Fixing Static Resource CORS Issues with Nginx After API CORS Is Resolved

In a complex micro‑service project the author encountered a puzzling situation: the backend API had been configured to allow cross‑origin requests, yet requests for static assets such as fonts still failed with a CORS error like "No 'Access-Control-Allow-Origin' header is present".

The article first classifies CORS issues into two categories: data‑interface CORS (the API) and static‑resource CORS (images, videos, CSS, JS, fonts, etc.). It notes that while the API CORS was already fixed, the static resource service remained subject to the browser’s same‑origin policy.

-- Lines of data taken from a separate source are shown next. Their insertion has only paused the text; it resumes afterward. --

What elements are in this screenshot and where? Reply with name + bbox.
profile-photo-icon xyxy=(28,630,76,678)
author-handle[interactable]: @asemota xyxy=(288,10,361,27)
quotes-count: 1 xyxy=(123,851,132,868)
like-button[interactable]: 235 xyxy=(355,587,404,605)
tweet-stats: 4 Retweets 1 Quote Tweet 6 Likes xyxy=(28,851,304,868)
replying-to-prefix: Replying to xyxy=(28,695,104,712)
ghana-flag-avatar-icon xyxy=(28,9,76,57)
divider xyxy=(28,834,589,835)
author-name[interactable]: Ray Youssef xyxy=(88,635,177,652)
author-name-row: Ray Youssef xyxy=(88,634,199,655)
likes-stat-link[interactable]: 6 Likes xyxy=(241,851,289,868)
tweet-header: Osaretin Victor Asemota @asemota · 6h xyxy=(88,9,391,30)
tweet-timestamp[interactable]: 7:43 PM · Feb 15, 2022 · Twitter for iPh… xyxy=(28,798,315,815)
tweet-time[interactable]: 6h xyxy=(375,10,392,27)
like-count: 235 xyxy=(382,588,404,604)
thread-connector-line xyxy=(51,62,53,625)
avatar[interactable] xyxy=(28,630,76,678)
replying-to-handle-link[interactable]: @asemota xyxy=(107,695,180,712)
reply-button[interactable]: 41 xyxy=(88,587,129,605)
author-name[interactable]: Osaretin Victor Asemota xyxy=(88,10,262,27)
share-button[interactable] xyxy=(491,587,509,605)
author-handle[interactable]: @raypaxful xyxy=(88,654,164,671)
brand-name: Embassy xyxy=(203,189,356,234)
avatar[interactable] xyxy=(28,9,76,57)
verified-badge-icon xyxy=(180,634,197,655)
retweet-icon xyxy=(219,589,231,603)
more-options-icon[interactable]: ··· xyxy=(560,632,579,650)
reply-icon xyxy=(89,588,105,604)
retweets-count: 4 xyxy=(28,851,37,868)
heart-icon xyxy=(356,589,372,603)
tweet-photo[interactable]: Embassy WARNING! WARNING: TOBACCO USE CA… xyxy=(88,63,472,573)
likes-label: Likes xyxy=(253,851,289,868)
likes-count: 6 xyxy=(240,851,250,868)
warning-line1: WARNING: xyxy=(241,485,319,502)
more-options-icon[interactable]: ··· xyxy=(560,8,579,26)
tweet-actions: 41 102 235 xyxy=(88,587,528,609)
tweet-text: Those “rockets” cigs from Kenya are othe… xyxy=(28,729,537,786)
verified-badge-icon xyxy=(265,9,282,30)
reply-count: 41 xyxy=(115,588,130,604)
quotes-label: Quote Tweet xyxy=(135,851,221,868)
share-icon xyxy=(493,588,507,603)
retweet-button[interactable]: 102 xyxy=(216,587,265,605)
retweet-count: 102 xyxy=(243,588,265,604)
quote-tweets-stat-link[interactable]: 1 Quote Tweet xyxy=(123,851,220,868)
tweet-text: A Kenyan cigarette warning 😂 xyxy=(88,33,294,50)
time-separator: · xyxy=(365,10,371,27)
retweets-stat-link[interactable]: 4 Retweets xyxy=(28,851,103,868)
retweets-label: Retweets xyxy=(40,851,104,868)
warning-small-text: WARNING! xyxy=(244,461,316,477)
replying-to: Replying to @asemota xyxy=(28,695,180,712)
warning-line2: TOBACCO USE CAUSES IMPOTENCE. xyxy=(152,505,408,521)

After confirming that the request URL points to the static resource server, the author identifies the root cause: the static site does not send the required CORS header. The solution is to configure Nginx, which serves the static files, to add the header globally.

server {
    listen 80;
    add_header 'Access-Control-Allow-Origin' '*';
    server_name dev.aaa.com;
    root /yuxuntoo/static/uploadfile;
    index index.html;
}

The key line add_header 'Access-Control-Allow-Origin' '*'; instructs Nginx to include the wildcard origin header in every response from the static site, thereby eliminating the CORS blockage for all static resources.

With this single configuration change, the static‑resource CORS problem is resolved, demonstrating a quick and effective fix using Nginx.